The present study confirms the favourable effect of lifestyle intervention-induced weight loss and insulin resistance reduction on left ventricular systolic and diastolic function. In participants with good adherence to the dietary and exercise intervention programme, moderate weight reduction and metabolic improvement were observed, as well as favourable alterations in left ventricular mass, plasma lipid profile and cardiorespiratory fitness. In the group without significant weight loss, patients whose insulin resistance improved during the intervention also exhibited left ventricular function benefits. Thus, improvements in left ventricular systolic and diastolic function were associated with weight reduction and decline in insulin resistance. The additive beneficial effect of these two components, as shown in patients from the BMI+IR+ group, supports the notion of their complementary contribution.

Our data suggest that concurrent diabetes diminishes the likelihood of left ventricular function restoration in obese individuals. The reason for this is unclear. However, of all obese participants, those with diabetes mellitus had a greater metabolic and haemodynamic burden (e.g. higher baseline insulin, glucose, HOMA-IR and blood pressure), a greater deposition of visceral fat (a source of biologically active compounds influencing heart muscle) and higher HbA1c (suboptimal glycaemic control is associated with cardiac dysfunction in diabetes). Effective hypoglycaemic treatment might be an important part of successful lifestyle modification in obese patients with diabetes, a notion possibly supported by the finding that a reduction in HbA1c was independently associated with favourable changes in left ventricular diastolic function.

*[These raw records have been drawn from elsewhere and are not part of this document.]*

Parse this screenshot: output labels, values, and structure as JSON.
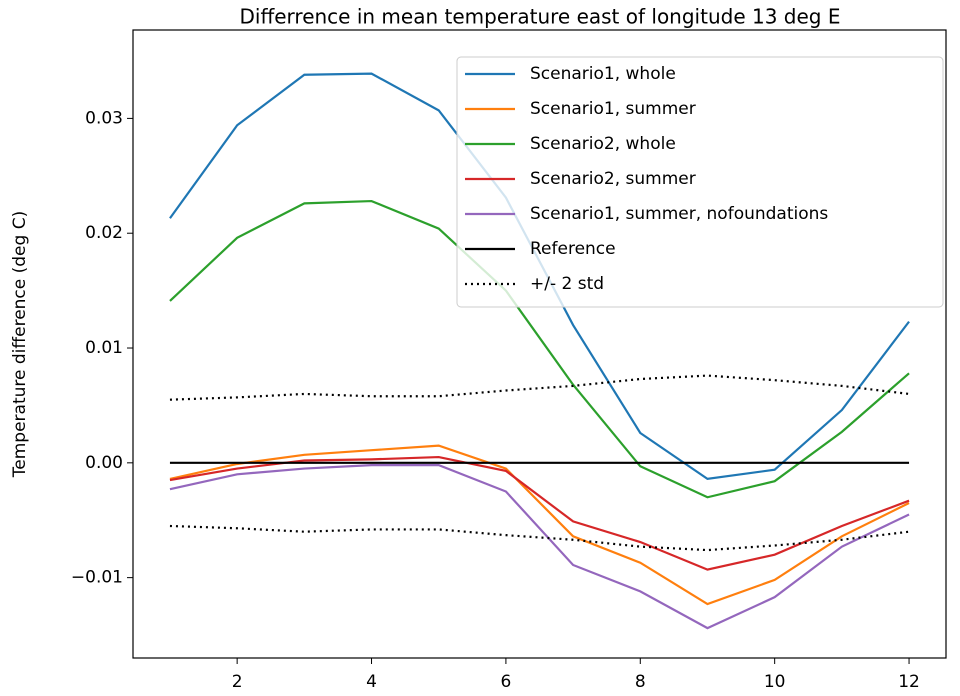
{
  "chart_data": {
    "type": "line",
    "title": "Differrence in mean temperature east of longitude 13 deg E",
    "y_label": "Temperature difference (deg C)",
    "x": [
      1,
      2,
      3,
      4,
      5,
      6,
      7,
      8,
      9,
      10,
      11,
      12
    ],
    "xlim": [
      0.45,
      12.55
    ],
    "xticks": [
      2,
      4,
      6,
      8,
      10,
      12
    ],
    "ylim": [
      -0.017,
      0.0377
    ],
    "yticks": [
      {
        "value": -0.01,
        "label": "−0.01"
      },
      {
        "value": 0,
        "label": "0.00"
      },
      {
        "value": 0.01,
        "label": "0.01"
      },
      {
        "value": 0.02,
        "label": "0.02"
      },
      {
        "value": 0.03,
        "label": "0.03"
      }
    ],
    "grid": false,
    "legend": "upper right",
    "series": [
      {
        "name": "Scenario1, whole",
        "color": "#1f77b4",
        "values": [
          0.0213,
          0.0294,
          0.0338,
          0.0339,
          0.0307,
          0.0231,
          0.012,
          0.0026,
          -0.0014,
          -0.0006,
          0.0046,
          0.0123
        ]
      },
      {
        "name": "Scenario1, summer",
        "color": "#ff7f0e",
        "values": [
          -0.0014,
          -0.0001,
          0.0007,
          0.0011,
          0.0015,
          -0.0005,
          -0.0064,
          -0.0087,
          -0.0123,
          -0.0102,
          -0.0064,
          -0.0035
        ]
      },
      {
        "name": "Scenario2, whole",
        "color": "#2ca02c",
        "values": [
          0.0141,
          0.0196,
          0.0226,
          0.0228,
          0.0204,
          0.015,
          0.0068,
          -0.0003,
          -0.003,
          -0.0016,
          0.0027,
          0.0078
        ]
      },
      {
        "name": "Scenario2, summer",
        "color": "#d62728",
        "values": [
          -0.0015,
          -0.0005,
          0.0002,
          0.0003,
          0.0005,
          -0.0007,
          -0.0051,
          -0.0069,
          -0.0093,
          -0.008,
          -0.0055,
          -0.0033
        ]
      },
      {
        "name": "Scenario1, summer, nofoundations",
        "color": "#9467bd",
        "values": [
          -0.0023,
          -0.001,
          -0.0005,
          -0.0002,
          -0.0002,
          -0.0025,
          -0.0089,
          -0.0112,
          -0.0144,
          -0.0117,
          -0.0073,
          -0.0045
        ]
      },
      {
        "name": "Reference",
        "color": "#000000",
        "values": [
          0,
          0,
          0,
          0,
          0,
          0,
          0,
          0,
          0,
          0,
          0,
          0
        ]
      },
      {
        "name": "+/- 2 std",
        "color": "#000000",
        "dash": "dotted",
        "values": [
          0.0055,
          0.0057,
          0.006,
          0.0058,
          0.0058,
          0.0063,
          0.0067,
          0.0073,
          0.0076,
          0.0072,
          0.0067,
          0.006
        ],
        "lower": [
          -0.0055,
          -0.0057,
          -0.006,
          -0.0058,
          -0.0058,
          -0.0063,
          -0.0067,
          -0.0073,
          -0.0076,
          -0.0072,
          -0.0067,
          -0.006
        ]
      }
    ]
  }
}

Left ventricular function improvement was clearly dependent on baseline myocardial performance, being more pronounced in patients with greater left ventricular function abnormalities, consistent with prior observations [7]. However, this finding might not apply to patients with overt impairment of left ventricular function, who may not demonstrate a proportionate degree of left ventricular recovery.

Response to the intervention

Left ventricular improvement was shown only in patients with a significant decrease in body weight and/or insulin resistance through the intervention programme, both paralleled by increment in exercise capacity. The participants who responded positively to the lifestyle modifications had a different baseline demographic and clinical profile to the non-responders, being younger and more likely to be of female sex and to have diabetes, lower visceral fat content and more depressed left ventricular function. These findings may help identify the patients who would be most likely to benefit from this type of lifestyle intervention.


There are several important limitations to our study. First, we have followed myocardial functional indices rather than markers of myocardial structure (e.g. calibrated integrated backscatter, cardiac magnetic resonance), which might demonstrate interstitial abnormalities. Second, we anticipated changes in visceral adiposity but do not have imaging evidence to support this. Third, although no changes to prescribed medications were planned, it is difficult to track all doses over the study interval and this requirement may have not been fulfilled in each case. Fourth, as the goal of the study was to understand the links between weight loss and cardiac function, we used a no-weight-loss group as a frame of reference. Unfortunately, weight loss was lower in patients with diabetes than in those without, and the lack of a formal control group limits the ability to exclude confounding due to other changes (e.g. increased muscle mass), although given the lack of change in body composition, we believe this to be improbable. Finally, our study sample was relatively young, predominantly female and white, which limits extrapolation of our findings to groups with different age, ethnic and sex profiles.


Myocardial function may improve after reduction in body weight and insulin resistance following lifestyle modification in patients with obesity. For these changes to occur, however, programme adherence is required. The cardiac benefit of intentional weight reduction in early-stage disease contrasts with the ‘obesity paradox’ of late-stage heart failure, where obesity appears to favourably affect prognosis.